Although the CM does not translate, the system still contains energy due to the rotational motion of its parts.
\( \mathrm{K_{rot} = \tfrac{1}{2}I\omega^2} \)
Here, each infinitesimal mass element \( \mathrm{dm} \) contributes \( \mathrm{dK = \tfrac{1}{2}(r\omega)^2\,dm} \) to the total energy, and integrating over the system gives the expression above.
Key Idea:
- Even if the center of mass is stationary (\( \mathrm{v_{cm} = 0} \)), rotation about the CM gives the system kinetic energy.
- Each point on the object has its own linear velocity (\( \mathrm{v = r\omega} \)), which contributes to total energy.
Rotational Kinetic Energy is a Scalar Quantity
Although torque and angular velocity are vector quantities, rotational kinetic energy is a scalar. It has magnitude only and no direction, because energy is a measure of work capacity rather than a vector property.
\( \mathrm{K_{rot} = \tfrac{1}{2}I\omega^2 \geq 0} \)
The value of rotational kinetic energy is always positive, regardless of the direction of rotation (clockwise or counterclockwise).
Example
A ceiling fan rotates with an angular speed of \( \mathrm{20\,rad/s} \). Its center of mass is fixed to the ceiling, so it does not translate. The fan’s moment of inertia is \( \mathrm{0.30\,kg·m^2} \).
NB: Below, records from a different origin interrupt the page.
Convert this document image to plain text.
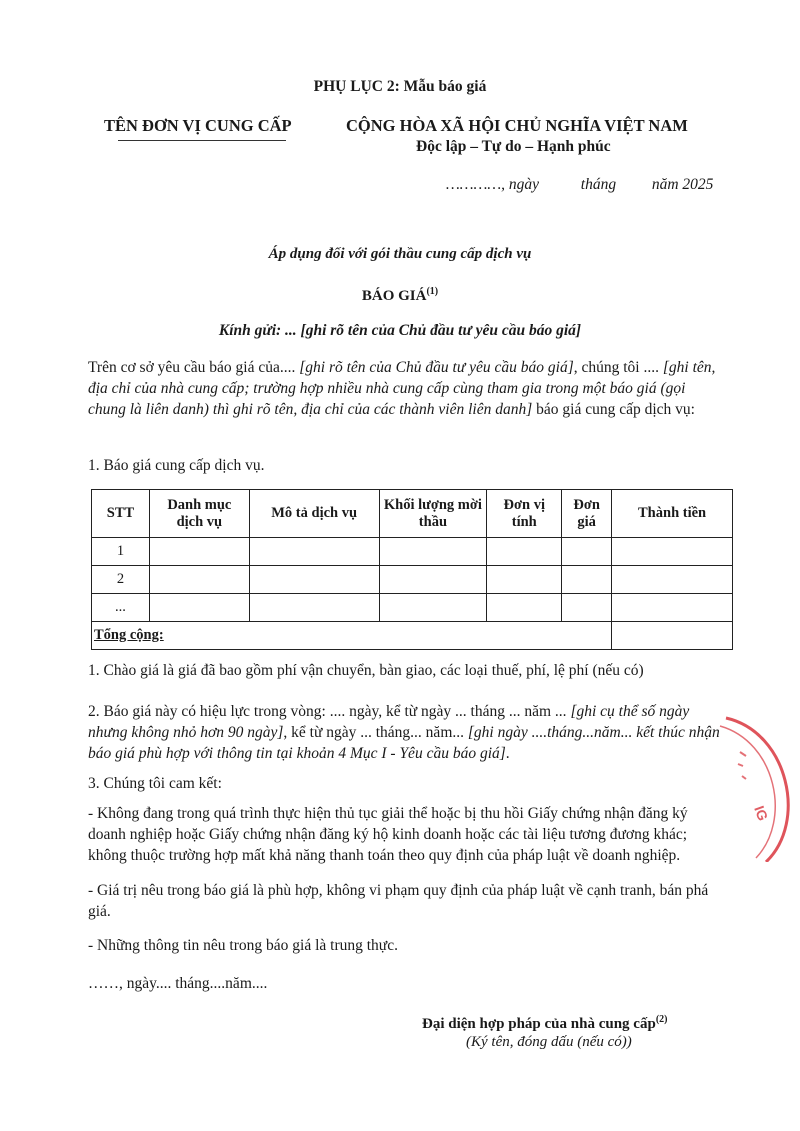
PHỤ LỤC 2: Mẫu báo giá
TÊN ĐƠN VỊ CUNG CẤP	CỘNG HÒA XÃ HỘI CHỦ NGHĨA VIỆT NAM
Độc lập – Tự do – Hạnh phúc
…………, ngày	tháng năm 2025
Áp dụng đối với gói thầu cung cấp dịch vụ
BÁO GIÁ$^{(1)}$
Kính gửi: ... [ghi rõ tên của Chủ đầu tư yêu cầu báo giá]
Trên cơ sở yêu cầu báo giá của.... [ghi rõ tên của Chủ đầu tư yêu cầu báo giá], chúng tôi .... [ghi tên, địa chỉ của nhà cung cấp; trường hợp nhiều nhà cung cấp cùng tham gia trong một báo giá (gọi chung là liên danh) thì ghi rõ tên, địa chỉ của các thành viên liên danh] báo giá cung cấp dịch vụ:
1. Báo giá cung cấp dịch vụ.
STT	Danh mục dịch vụ	Mô tả dịch vụ	Khối lượng mời thầu	Đơn vị tính	Đơn giá	Thành tiền
1						
2						
...						
Tổng cộng:						
1. Chào giá là giá đã bao gồm phí vận chuyển, bàn giao, các loại thuế, phí, lệ phí (nếu có)
2. Báo giá này có hiệu lực trong vòng: .... ngày, kể từ ngày ... tháng ... năm ... [ghi cụ thể số ngày nhưng không nhỏ hơn 90 ngày], kể từ ngày ... tháng... năm... [ghi ngày ....tháng...năm... kết thúc nhận báo giá phù hợp với thông tin tại khoản 4 Mục I - Yêu cầu báo giá].
3. Chúng tôi cam kết:
- Không đang trong quá trình thực hiện thủ tục giải thể hoặc bị thu hồi Giấy chứng nhận đăng ký doanh nghiệp hoặc Giấy chứng nhận đăng ký hộ kinh doanh hoặc các tài liệu tương đương khác; không thuộc trường hợp mất khả năng thanh toán theo quy định của pháp luật về doanh nghiệp.
- Giá trị nêu trong báo giá là phù hợp, không vi phạm quy định của pháp luật về cạnh tranh, bán phá giá.
- Những thông tin nêu trong báo giá là trung thực.
……, ngày.... tháng....năm....
Đại diện hợp pháp của nhà cung cấp$^{(2)}$
(Ký tên, đóng dấu (nếu có))
IG
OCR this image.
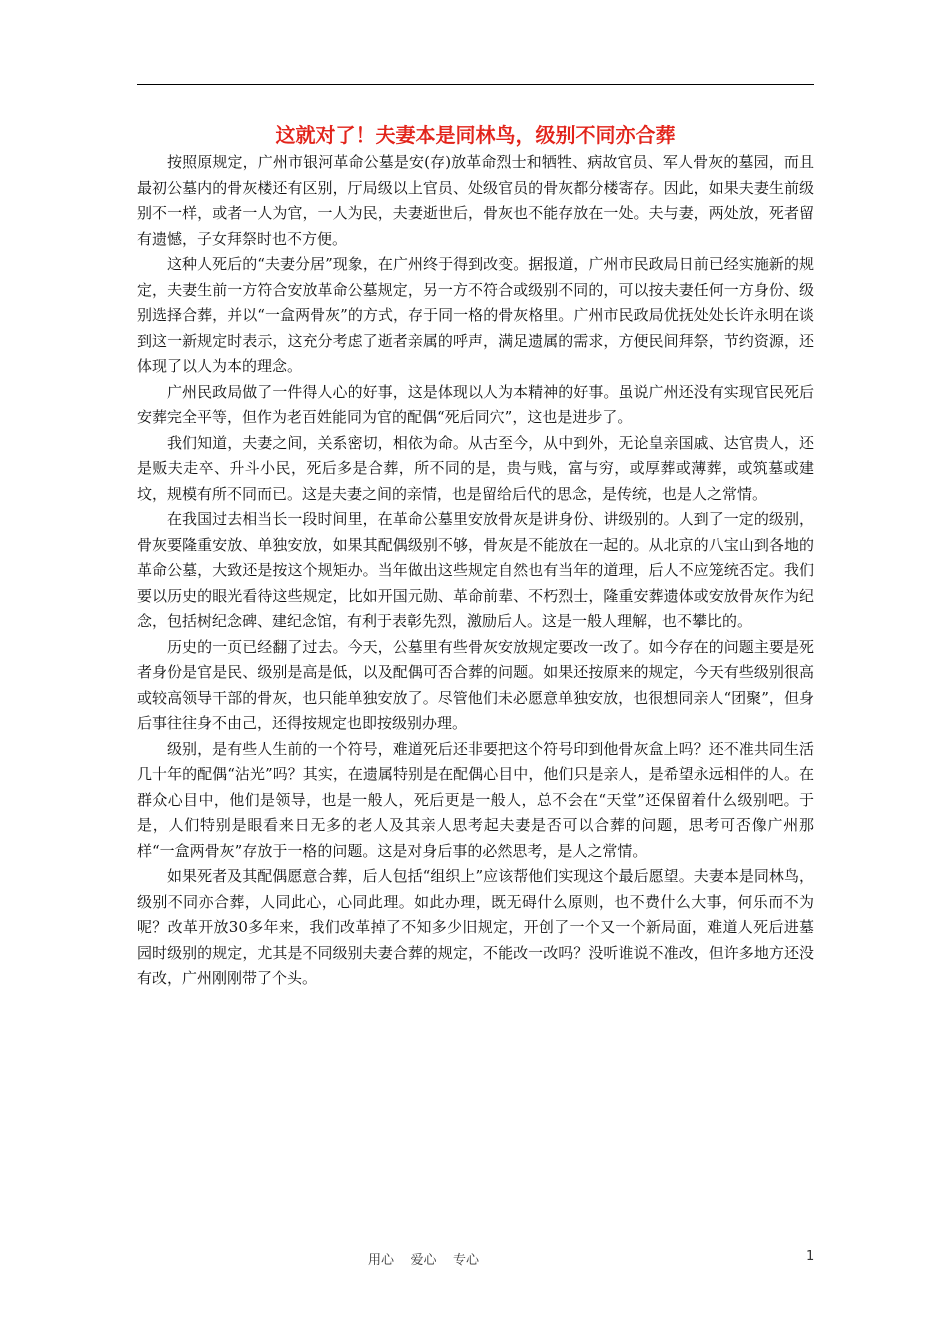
这就对了！夫妻本是同林鸟，级别不同亦合葬

按照原规定，广州市银河革命公墓是安(存)放革命烈士和牺牲、病故官员、军人骨灰的墓园，而且最初公墓内的骨灰楼还有区别，厅局级以上官员、处级官员的骨灰都分楼寄存。因此，如果夫妻生前级别不一样，或者一人为官，一人为民，夫妻逝世后，骨灰也不能存放在一处。夫与妻，两处放，死者留有遗憾，子女拜祭时也不方便。

这种人死后的“夫妻分居”现象，在广州终于得到改变。据报道，广州市民政局日前已经实施新的规定，夫妻生前一方符合安放革命公墓规定，另一方不符合或级别不同的，可以按夫妻任何一方身份、级别选择合葬，并以“一盒两骨灰”的方式，存于同一格的骨灰格里。广州市民政局优抚处处长许永明在谈到这一新规定时表示，这充分考虑了逝者亲属的呼声，满足遗属的需求，方便民间拜祭，节约资源，还体现了以人为本的理念。

广州民政局做了一件得人心的好事，这是体现以人为本精神的好事。虽说广州还没有实现官民死后安葬完全平等，但作为老百姓能同为官的配偶“死后同穴”，这也是进步了。

我们知道，夫妻之间，关系密切，相依为命。从古至今，从中到外，无论皇亲国戚、达官贵人，还是贩夫走卒、升斗小民，死后多是合葬，所不同的是，贵与贱，富与穷，或厚葬或薄葬，或筑墓或建坟，规模有所不同而已。这是夫妻之间的亲情，也是留给后代的思念，是传统，也是人之常情。

在我国过去相当长一段时间里，在革命公墓里安放骨灰是讲身份、讲级别的。人到了一定的级别，骨灰要隆重安放、单独安放，如果其配偶级别不够，骨灰是不能放在一起的。从北京的八宝山到各地的革命公墓，大致还是按这个规矩办。当年做出这些规定自然也有当年的道理，后人不应笼统否定。我们要以历史的眼光看待这些规定，比如开国元勋、革命前辈、不朽烈士，隆重安葬遗体或安放骨灰作为纪念，包括树纪念碑、建纪念馆，有利于表彰先烈，激励后人。这是一般人理解，也不攀比的。

历史的一页已经翻了过去。今天，公墓里有些骨灰安放规定要改一改了。如今存在的问题主要是死者身份是官是民、级别是高是低，以及配偶可否合葬的问题。如果还按原来的规定，今天有些级别很高或较高领导干部的骨灰，也只能单独安放了。尽管他们未必愿意单独安放，也很想同亲人“团聚”，但身后事往往身不由己，还得按规定也即按级别办理。

级别，是有些人生前的一个符号，难道死后还非要把这个符号印到他骨灰盒上吗？还不准共同生活几十年的配偶“沾光”吗？其实，在遗属特别是在配偶心目中，他们只是亲人，是希望永远相伴的人。在群众心目中，他们是领导，也是一般人，死后更是一般人，总不会在“天堂”还保留着什么级别吧。于是，人们特别是眼看来日无多的老人及其亲人思考起夫妻是否可以合葬的问题，思考可否像广州那样“一盒两骨灰”存放于一格的问题。这是对身后事的必然思考，是人之常情。

如果死者及其配偶愿意合葬，后人包括“组织上”应该帮他们实现这个最后愿望。夫妻本是同林鸟，级别不同亦合葬，人同此心，心同此理。如此办理，既无碍什么原则，也不费什么大事，何乐而不为呢？改革开放30多年来，我们改革掉了不知多少旧规定，开创了一个又一个新局面，难道人死后进墓园时级别的规定，尤其是不同级别夫妻合葬的规定，不能改一改吗？没听谁说不准改，但许多地方还没有改，广州刚刚带了个头。

用心    爱心    专心	1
Find its rotational kinetic energy.
▶️ Answer / Explanation
Step 1: Use the equation for rotational kinetic energy:
\( \mathrm{K_{rot} = \tfrac{1}{2}I\omega^2} \)
Step 2: Substitute values:
\( \mathrm{K_{rot} = \tfrac{1}{2}(0.30)(20)^2 = 0.15(400) = 60\,J} \)
Result: The fan’s center of mass remains stationary, but the fan possesses \( \mathrm{60\,J} \) of rotational kinetic energy due to the motion of its blades.